Gasperini alla GdS: “Scudetto? I sogni non si soffocano mai. Mora è un grande vero”
Gian Piero Gasperini ha rilasciato una lunga intervista alla Gazzetta dello Sport
Gasperini, ma se sorprende Cristante e Pellegrini che parlano di scudetto e Circo Massimo, li striglia o dice: “Bravi, ragazzi, credete?
«I sogni non si soffocano mai. L’importante è sapere che, quando suona la sveglia, la realtà è un’altra cosa. Poi, se vivi la realtà nel modo giusto, puoi anche farla combaciare con i sogni. Ma non sono discorsi da inizio settembre».
Com’è l’aria in città dopo la sgommata iniziale?
«La passione c’è sempre stata, ora vedo entusiasmo, ma maturo, consapevole. Più di quanto si creda fuori Roma. Ai romanisti non gliela racconti facilmente. Hanno avuto grandi campioni, grandi squadre. Conoscono il calcio. Oggi sono tifosi soddisfatti. È la mia grande gratificazione. Vederli soddisfatti».
Per tanti il Fairplay finanziario è una sorta di supercazzola della Uefa. Lei Io ha capito?
«Con mio grande rammarico, credo di sì. A giugno, pensavo che avessimo risolto i problemi con i soldi della qualificazione in Champions. Quando abbiamo provato a prendere Greenwood e Summerville, ho capito che non era così. L’estate è stata una tortura, rivedere di continuo le idee di mercato e rinunciare a ragazzi che erano entusiasti di venire alla Roma, per ragioni di monte ingaggio. La proprietà, compatibilmente ai paletti finanziari, ha fatto tutto il possibile. E comunque, il mio rammarico è stato compensato».
Da cosa?
«Dalla voglia di restare di un gruppo di ragazzi, giovani e meno, che si sono tagliati lo stipendio e hanno messo davanti a tutto l’amore per la maglia e per la piazza: Dybala, Hermoso, Mancini, Cristante, Pellegrini, Lulli… Questo spirito è la nostra forza.
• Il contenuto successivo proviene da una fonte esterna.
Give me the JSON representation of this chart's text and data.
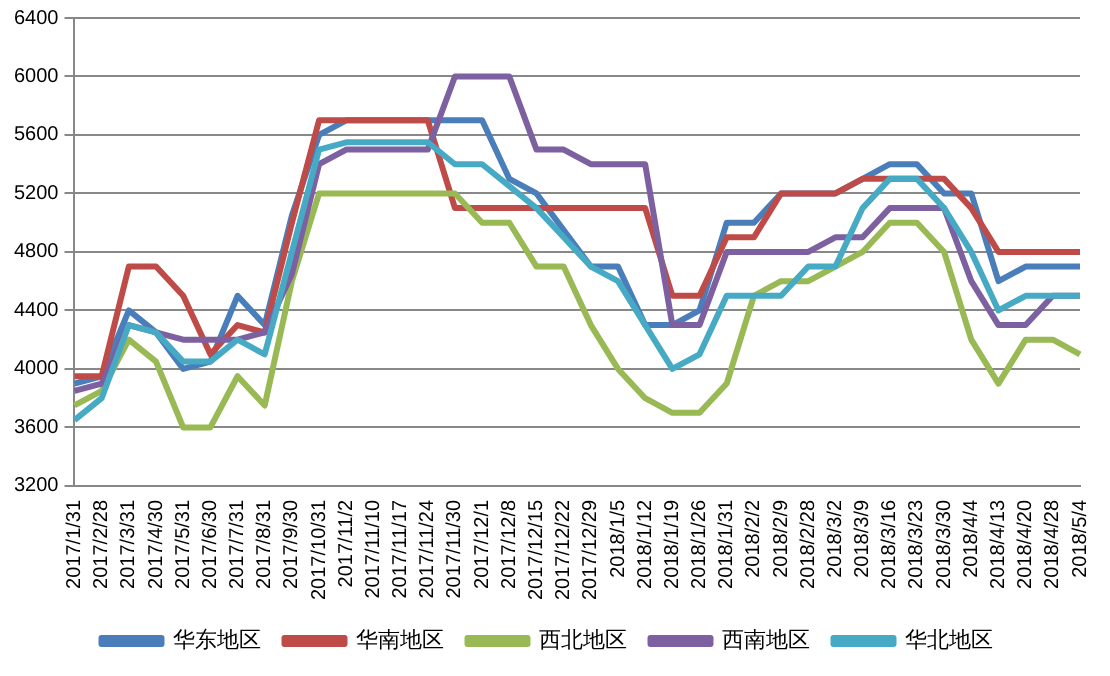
{
  "chart_data": {
    "type": "line",
    "categories": [
      "2017/1/31",
      "2017/2/28",
      "2017/3/31",
      "2017/4/30",
      "2017/5/31",
      "2017/6/30",
      "2017/7/31",
      "2017/8/31",
      "2017/9/30",
      "2017/10/31",
      "2017/11/2",
      "2017/11/10",
      "2017/11/17",
      "2017/11/24",
      "2017/11/30",
      "2017/12/1",
      "2017/12/8",
      "2017/12/15",
      "2017/12/22",
      "2017/12/29",
      "2018/1/5",
      "2018/1/12",
      "2018/1/19",
      "2018/1/26",
      "2018/1/31",
      "2018/2/2",
      "2018/2/9",
      "2018/2/28",
      "2018/3/2",
      "2018/3/9",
      "2018/3/16",
      "2018/3/23",
      "2018/3/30",
      "2018/4/4",
      "2018/4/13",
      "2018/4/20",
      "2018/4/28",
      "2018/5/4"
    ],
    "series": [
      {
        "name": "华东地区",
        "color": "#4a7ebb",
        "values": [
          3900,
          3950,
          4400,
          4250,
          4000,
          4050,
          4500,
          4300,
          5050,
          5600,
          5700,
          5700,
          5700,
          5700,
          5700,
          5700,
          5300,
          5200,
          4950,
          4700,
          4700,
          4300,
          4300,
          4400,
          5000,
          5000,
          5200,
          5200,
          5200,
          5300,
          5400,
          5400,
          5200,
          5200,
          4600,
          4700,
          4700,
          4700
        ]
      },
      {
        "name": "华南地区",
        "color": "#be4b48",
        "values": [
          3950,
          3950,
          4700,
          4700,
          4500,
          4100,
          4300,
          4250,
          5000,
          5700,
          5700,
          5700,
          5700,
          5700,
          5100,
          5100,
          5100,
          5100,
          5100,
          5100,
          5100,
          5100,
          4500,
          4500,
          4900,
          4900,
          5200,
          5200,
          5200,
          5300,
          5300,
          5300,
          5300,
          5100,
          4800,
          4800,
          4800,
          4800
        ]
      },
      {
        "name": "西北地区",
        "color": "#98b954",
        "values": [
          3750,
          3850,
          4200,
          4050,
          3600,
          3600,
          3950,
          3750,
          4600,
          5200,
          5200,
          5200,
          5200,
          5200,
          5200,
          5000,
          5000,
          4700,
          4700,
          4300,
          4000,
          3800,
          3700,
          3700,
          3900,
          4500,
          4600,
          4600,
          4700,
          4800,
          5000,
          5000,
          4800,
          4200,
          3900,
          4200,
          4200,
          4100
        ]
      },
      {
        "name": "西南地区",
        "color": "#7d60a0",
        "values": [
          3850,
          3900,
          4300,
          4250,
          4200,
          4200,
          4200,
          4250,
          4650,
          5400,
          5500,
          5500,
          5500,
          5500,
          6000,
          6000,
          6000,
          5500,
          5500,
          5400,
          5400,
          5400,
          4300,
          4300,
          4800,
          4800,
          4800,
          4800,
          4900,
          4900,
          5100,
          5100,
          5100,
          4600,
          4300,
          4300,
          4500,
          4500
        ]
      },
      {
        "name": "华北地区",
        "color": "#46aac5",
        "values": [
          3650,
          3800,
          4300,
          4250,
          4050,
          4050,
          4200,
          4100,
          4800,
          5500,
          5550,
          5550,
          5550,
          5550,
          5400,
          5400,
          5250,
          5100,
          4900,
          4700,
          4600,
          4300,
          4000,
          4100,
          4500,
          4500,
          4500,
          4700,
          4700,
          5100,
          5300,
          5300,
          5100,
          4800,
          4400,
          4500,
          4500,
          4500
        ]
      }
    ],
    "ylim": [
      3200,
      6400
    ],
    "yticks": [
      3200,
      3600,
      4000,
      4400,
      4800,
      5200,
      5600,
      6000,
      6400
    ],
    "grid": "y",
    "legend": "bottom",
    "marker": "none",
    "line_style": "solid"
  }
}
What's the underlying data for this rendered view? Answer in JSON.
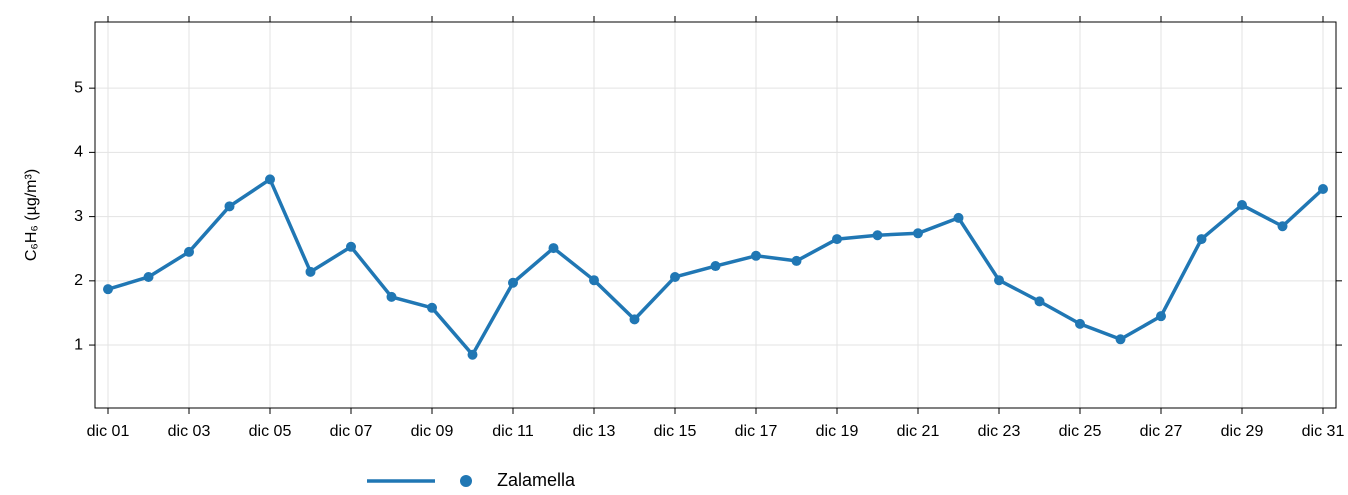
{
  "chart_data": {
    "type": "line",
    "y_label": "C₆H₆ (µg/m³)",
    "categories": [
      "dic 01",
      null,
      "dic 03",
      null,
      "dic 05",
      null,
      "dic 07",
      null,
      "dic 09",
      null,
      "dic 11",
      null,
      "dic 13",
      null,
      "dic 15",
      null,
      "dic 17",
      null,
      "dic 19",
      null,
      "dic 21",
      null,
      "dic 23",
      null,
      "dic 25",
      null,
      "dic 27",
      null,
      "dic 29",
      null,
      "dic 31"
    ],
    "series": [
      {
        "name": "Zalamella",
        "color": "#2077b4",
        "values": [
          1.87,
          2.06,
          2.45,
          3.16,
          3.58,
          2.14,
          2.53,
          1.75,
          1.58,
          0.85,
          1.97,
          2.51,
          2.01,
          1.4,
          2.06,
          2.23,
          2.39,
          2.31,
          2.65,
          2.71,
          2.74,
          2.98,
          2.01,
          1.68,
          1.33,
          1.09,
          1.45,
          2.65,
          3.18,
          2.85,
          3.43
        ]
      }
    ],
    "ylim": [
      0.02,
      6.03
    ],
    "yticks": [
      1,
      2,
      3,
      4,
      5
    ],
    "grid": true,
    "legend": "bottom"
  }
}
Non succede ovunque».
Dopo un anno, le idee sono entrate sotto pelle e ora laRoma sembra una Dea: 4 gol per volta. Paura che Dybala si fermi?
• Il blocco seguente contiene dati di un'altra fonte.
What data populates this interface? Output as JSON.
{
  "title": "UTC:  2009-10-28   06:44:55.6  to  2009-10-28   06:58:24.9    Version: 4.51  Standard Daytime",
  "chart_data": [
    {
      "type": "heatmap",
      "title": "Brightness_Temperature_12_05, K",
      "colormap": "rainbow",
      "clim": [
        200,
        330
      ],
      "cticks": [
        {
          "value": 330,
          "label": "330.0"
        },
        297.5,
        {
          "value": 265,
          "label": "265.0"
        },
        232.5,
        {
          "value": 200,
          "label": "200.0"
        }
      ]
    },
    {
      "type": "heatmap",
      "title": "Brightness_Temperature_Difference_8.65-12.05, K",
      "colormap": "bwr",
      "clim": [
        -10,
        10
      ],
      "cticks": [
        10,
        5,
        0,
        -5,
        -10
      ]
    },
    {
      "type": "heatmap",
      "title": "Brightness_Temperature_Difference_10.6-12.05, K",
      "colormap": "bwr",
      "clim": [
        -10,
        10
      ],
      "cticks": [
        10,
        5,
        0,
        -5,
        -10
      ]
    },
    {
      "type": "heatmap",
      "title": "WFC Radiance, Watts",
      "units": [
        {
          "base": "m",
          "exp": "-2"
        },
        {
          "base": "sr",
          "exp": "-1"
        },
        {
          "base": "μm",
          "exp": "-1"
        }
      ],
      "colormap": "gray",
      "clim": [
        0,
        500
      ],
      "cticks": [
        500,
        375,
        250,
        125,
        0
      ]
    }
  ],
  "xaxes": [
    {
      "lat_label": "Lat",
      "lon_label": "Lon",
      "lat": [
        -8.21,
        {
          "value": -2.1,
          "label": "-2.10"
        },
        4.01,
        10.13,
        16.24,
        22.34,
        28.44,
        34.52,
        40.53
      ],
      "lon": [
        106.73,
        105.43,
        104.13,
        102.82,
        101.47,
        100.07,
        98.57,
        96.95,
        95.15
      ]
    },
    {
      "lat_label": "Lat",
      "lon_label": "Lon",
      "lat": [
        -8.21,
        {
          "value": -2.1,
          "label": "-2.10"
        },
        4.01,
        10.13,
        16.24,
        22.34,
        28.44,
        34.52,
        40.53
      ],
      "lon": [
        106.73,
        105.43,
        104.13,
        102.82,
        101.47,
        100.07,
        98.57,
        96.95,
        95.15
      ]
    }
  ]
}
«No, ha fatto tutta la preparazione al meglio, è forte, sta bene. Ci sono parole che odio: preservare, risparmiare, riposare… Io chiedo a Paulo: “Vuoi giocare ancora?”. Se mi risponde “Si”, lo tengo dentro anche sul 4-0 per noi. Mai fermare un ragazzo che si diverte e giocare. Quante ne ha saltate Messi?».
Ilicic, Papu, la Joya: scelga.
«Impossibile. Ognuno è unico a suo modo. Sono la poesia del calcio che non sarà mai ridotta al solo risultato».
Cosa l’ha fatta innamorare di Malen?
«Il primo tocco, con cui si crea lo spazio. Con il secondo si prepara, col terzo spara. Mi sono detto: se sposto quei tre tocchi vicino alla porta, diventa letale. Infatti…».
Dove può migliorare?
«Mantenere la fame, anche se ha già segnato due gol. Si può sbagliare, ma c’è modo e modo. A Lecce l’ha fatto con troppa leggerezza».
Quanti gol si aspetta dall’olandese?
«Se insidia il record dei 36 di Higuain, non mi sorprende».
Qualcuno teme che Mora sia un altro Zaragoza..
«Noo! Questo è un grande vero. Ogni palla che tocca, succede qualcosa. Come succede ai grandi»
Il giovane Lulli?
«Lo facevo allenare con noi già nella stagione scorsa. Per valori atletici, velocità e resistenza, è superiore a tutti, anche a Wesley. Una forza della natura. Ed è un ragazzo d’oro. Deve crescere tecnicamente».